All Cities Contain “Others”
1. What is the most thrilling urban situation that you have ever experienced?
I spent a year teaching in Iowa, in the heartland of the American Midwest in the late 90s. It was the first time in decades that I’d lived “outside,” in the countryside, surrounded by fields, not buildings. I wasn’t even aware that I missed the city until one afternoon, several months after I’d moved, I made the six-hour drive along Interstate 80 to Chicago. I still remember the smell of hot asphalt as I neared the city. It washed over me through the air-conditioning ducts, an urban perfume from my “real” life. The smell of fertilizer and grass that I had surreptitiously become accustomed to was not my milieu. I think it was the first time I properly understood the city as a landscape and the first time I understood that the urban is, was, would always be—home.
2. How would you define “the urban” at this moment in time?
I’m now back in Accra where I grew up, forty years after leaving it as a seventeen-year-old to study in the UK. In London, especially when I first arrived, I learned to see the city through the eyes of the English, whom I understood to be everything I was not. London was white, English, British, imperial—a little stand-offish, cold, coded. It was the place and space where the English encountered us—foreigners, strangers, immigrants, refugees, empire’s “others.” We sat on buses and trains cheek-by-jowl, observing one another warily, looking out for signs of welcome or worse. At the time, I thought of Accra as everything London was not—not foreign, not hostile, not wary, not estranged. In my mind, Accra was the village where we all knew one another and London was the city, where we did not. Now, of course, I understand it differently. All cities contain “others.” As Richard Sennett reminds us, the city is where we learn to negotiate difference, both overt and covert simultaneously. Accra’s boundaries are sonorous—language, tone, proverb. There is as much difference in the square mile around my home on Senchi Street as there is in Soho. Negotiating it is just as hard.
3. What is the most urgent and relevant issue regarding that notion of the urban, both today and in the future? How would you approach it in terms of existing—or not yet existing—methods of analysis, discussion, and action?
I’m an educator, not a practitioner, theorist, or historian (as if those were the only available categories!), therefore questions concerning the future are always—at least for me—inseparable from the tools we use to teach us how to think about the future. Writing, drawing, speaking, performing, listening… the means of communication and representation are one and the same. How we draw/think/make/see is profoundly tied to what we draw/think/make and see: can we draw differently? Can we teach ourselves to see differently? If we accept that the city is the place in which we encounter difference—race, class, ethnicity, gender, politics, religion—and we accept that the nineteenth century tools at our disposal—plans, sections, elevations, manifestos, planning permissions—may not be equal to the task of understanding the nuances and subtle complexities that make up the contemporary city, then what do we replace them with?
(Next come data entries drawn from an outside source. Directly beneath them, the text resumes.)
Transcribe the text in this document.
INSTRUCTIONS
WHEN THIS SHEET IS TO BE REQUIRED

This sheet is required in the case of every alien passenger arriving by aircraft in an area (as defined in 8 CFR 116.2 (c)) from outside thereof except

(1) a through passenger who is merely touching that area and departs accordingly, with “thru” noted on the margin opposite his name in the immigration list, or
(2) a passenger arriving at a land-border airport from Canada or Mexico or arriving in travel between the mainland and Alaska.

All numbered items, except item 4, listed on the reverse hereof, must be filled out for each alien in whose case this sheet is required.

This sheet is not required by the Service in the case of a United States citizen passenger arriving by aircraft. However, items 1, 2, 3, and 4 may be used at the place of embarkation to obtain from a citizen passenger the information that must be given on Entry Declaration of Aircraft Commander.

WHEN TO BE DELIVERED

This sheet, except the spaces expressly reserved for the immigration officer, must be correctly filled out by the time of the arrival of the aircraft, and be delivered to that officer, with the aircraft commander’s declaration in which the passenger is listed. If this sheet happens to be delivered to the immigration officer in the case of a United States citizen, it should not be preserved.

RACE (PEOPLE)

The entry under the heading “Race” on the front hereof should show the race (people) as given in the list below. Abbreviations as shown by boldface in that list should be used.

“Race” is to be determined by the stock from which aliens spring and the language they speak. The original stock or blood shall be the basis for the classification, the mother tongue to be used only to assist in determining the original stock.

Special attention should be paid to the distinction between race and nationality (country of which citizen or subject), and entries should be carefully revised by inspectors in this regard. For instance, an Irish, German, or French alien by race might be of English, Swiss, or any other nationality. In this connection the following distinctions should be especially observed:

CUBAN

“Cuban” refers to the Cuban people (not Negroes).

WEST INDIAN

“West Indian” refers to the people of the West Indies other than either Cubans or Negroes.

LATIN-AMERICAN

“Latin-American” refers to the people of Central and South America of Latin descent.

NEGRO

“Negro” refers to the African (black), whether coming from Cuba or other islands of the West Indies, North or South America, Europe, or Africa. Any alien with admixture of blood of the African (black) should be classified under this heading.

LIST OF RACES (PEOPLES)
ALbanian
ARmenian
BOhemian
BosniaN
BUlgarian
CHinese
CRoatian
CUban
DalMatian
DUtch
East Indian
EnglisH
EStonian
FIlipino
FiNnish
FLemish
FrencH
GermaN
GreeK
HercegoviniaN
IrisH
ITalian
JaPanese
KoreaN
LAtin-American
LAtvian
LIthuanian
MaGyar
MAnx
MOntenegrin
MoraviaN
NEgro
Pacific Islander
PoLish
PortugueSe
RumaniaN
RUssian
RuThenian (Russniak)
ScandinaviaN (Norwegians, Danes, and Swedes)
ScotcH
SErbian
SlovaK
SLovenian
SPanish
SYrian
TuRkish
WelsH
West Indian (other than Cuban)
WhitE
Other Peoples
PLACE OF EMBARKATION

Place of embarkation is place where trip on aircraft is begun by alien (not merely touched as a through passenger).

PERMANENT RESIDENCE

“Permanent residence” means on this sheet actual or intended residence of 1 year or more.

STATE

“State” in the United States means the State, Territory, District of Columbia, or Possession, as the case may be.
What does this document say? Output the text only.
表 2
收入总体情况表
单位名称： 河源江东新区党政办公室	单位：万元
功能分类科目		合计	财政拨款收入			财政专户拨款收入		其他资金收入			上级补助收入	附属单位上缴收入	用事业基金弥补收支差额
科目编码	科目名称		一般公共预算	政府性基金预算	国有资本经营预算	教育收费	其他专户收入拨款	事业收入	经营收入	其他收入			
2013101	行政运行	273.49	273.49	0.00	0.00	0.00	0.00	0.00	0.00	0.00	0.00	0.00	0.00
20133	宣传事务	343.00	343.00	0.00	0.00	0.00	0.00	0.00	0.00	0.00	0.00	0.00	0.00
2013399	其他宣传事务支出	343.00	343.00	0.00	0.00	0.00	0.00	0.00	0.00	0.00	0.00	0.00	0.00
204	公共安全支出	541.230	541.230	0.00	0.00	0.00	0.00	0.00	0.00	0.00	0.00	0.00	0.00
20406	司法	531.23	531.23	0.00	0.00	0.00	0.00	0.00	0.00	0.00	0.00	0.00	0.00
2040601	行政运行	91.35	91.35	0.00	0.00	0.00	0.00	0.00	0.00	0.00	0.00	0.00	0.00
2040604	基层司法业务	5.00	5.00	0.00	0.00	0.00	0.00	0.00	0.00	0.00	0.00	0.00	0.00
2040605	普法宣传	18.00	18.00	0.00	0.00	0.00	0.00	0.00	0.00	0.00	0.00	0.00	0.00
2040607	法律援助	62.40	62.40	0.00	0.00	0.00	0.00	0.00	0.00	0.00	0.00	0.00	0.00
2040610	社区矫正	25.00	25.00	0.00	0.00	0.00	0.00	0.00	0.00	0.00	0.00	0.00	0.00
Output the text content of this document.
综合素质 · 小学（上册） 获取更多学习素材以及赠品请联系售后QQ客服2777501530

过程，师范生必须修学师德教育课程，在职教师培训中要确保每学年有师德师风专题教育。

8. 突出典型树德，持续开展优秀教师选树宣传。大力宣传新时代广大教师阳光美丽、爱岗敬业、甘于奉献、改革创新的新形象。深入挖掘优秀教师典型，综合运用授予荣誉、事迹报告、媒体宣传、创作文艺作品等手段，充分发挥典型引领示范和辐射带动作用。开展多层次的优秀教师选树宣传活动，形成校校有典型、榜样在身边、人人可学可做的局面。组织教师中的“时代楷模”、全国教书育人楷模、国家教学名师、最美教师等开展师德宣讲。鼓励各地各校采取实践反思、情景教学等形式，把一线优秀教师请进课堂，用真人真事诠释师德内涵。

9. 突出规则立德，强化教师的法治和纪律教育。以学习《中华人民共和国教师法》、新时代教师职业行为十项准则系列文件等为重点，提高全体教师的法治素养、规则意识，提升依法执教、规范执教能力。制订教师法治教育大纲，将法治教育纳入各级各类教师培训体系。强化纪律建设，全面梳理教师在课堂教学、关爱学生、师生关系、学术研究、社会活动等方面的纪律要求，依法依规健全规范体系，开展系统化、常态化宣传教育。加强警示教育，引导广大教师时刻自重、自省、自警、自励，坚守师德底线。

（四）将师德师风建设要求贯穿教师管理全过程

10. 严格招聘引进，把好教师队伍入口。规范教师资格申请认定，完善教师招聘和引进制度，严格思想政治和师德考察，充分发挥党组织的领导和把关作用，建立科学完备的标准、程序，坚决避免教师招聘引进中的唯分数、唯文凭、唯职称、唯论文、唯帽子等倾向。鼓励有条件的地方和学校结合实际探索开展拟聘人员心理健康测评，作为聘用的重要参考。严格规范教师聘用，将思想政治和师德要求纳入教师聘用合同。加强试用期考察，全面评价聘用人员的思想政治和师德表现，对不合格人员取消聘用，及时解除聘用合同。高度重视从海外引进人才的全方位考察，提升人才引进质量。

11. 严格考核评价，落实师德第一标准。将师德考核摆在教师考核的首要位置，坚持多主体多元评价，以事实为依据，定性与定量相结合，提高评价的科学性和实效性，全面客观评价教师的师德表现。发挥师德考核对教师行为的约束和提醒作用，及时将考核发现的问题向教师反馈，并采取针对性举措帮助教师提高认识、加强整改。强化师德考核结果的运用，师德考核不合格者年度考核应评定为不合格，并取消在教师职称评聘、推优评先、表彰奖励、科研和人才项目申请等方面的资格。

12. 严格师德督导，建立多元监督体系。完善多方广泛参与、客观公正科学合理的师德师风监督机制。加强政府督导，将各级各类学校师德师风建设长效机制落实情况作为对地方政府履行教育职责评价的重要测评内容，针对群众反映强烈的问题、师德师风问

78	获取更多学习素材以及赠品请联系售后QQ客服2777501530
What are our tools and tactics for understanding and shaping what is likely to be mankind’s most permanent, profound act of projection: cities?
4. Choose the three notions of most significant interest to you from the forA on the urban open call keywords* and define them concerning the urban.
Alienation is the greatest threat facing urbanization.
Citizenship will become an increasingly irrelevant concept, yet still tied to the most stringent protocols. Who is one thing? Who is another?
Decolonisation is a gift.1
Lesley Lokko is the founder and director of the African Futures Institute (AFI) in Accra, Ghana, an independent postgraduate school of architecture and public events platform. She was the founder and director of the Graduate School of Architecture, University of Johannesburg, and the Dean of Architecture at The Bernard & Anne Spitzer School of Architecture, CCNY. She is the editor of White Papers, Black Marks: Race, Culture, Architecture and FOLIO: Journal of Contemporary African Architecture, and the author of eleven best-selling novels. She is a founding member of the Council on Urban Initiatives, co-founded by LSE Cities, UN Habitat, and UCL Institute for Innovation and Public Purpose, Visiting Professor at the Bartlett School of Architecture, UCL, and Curator of the 2023 Venice Architecture Biennale.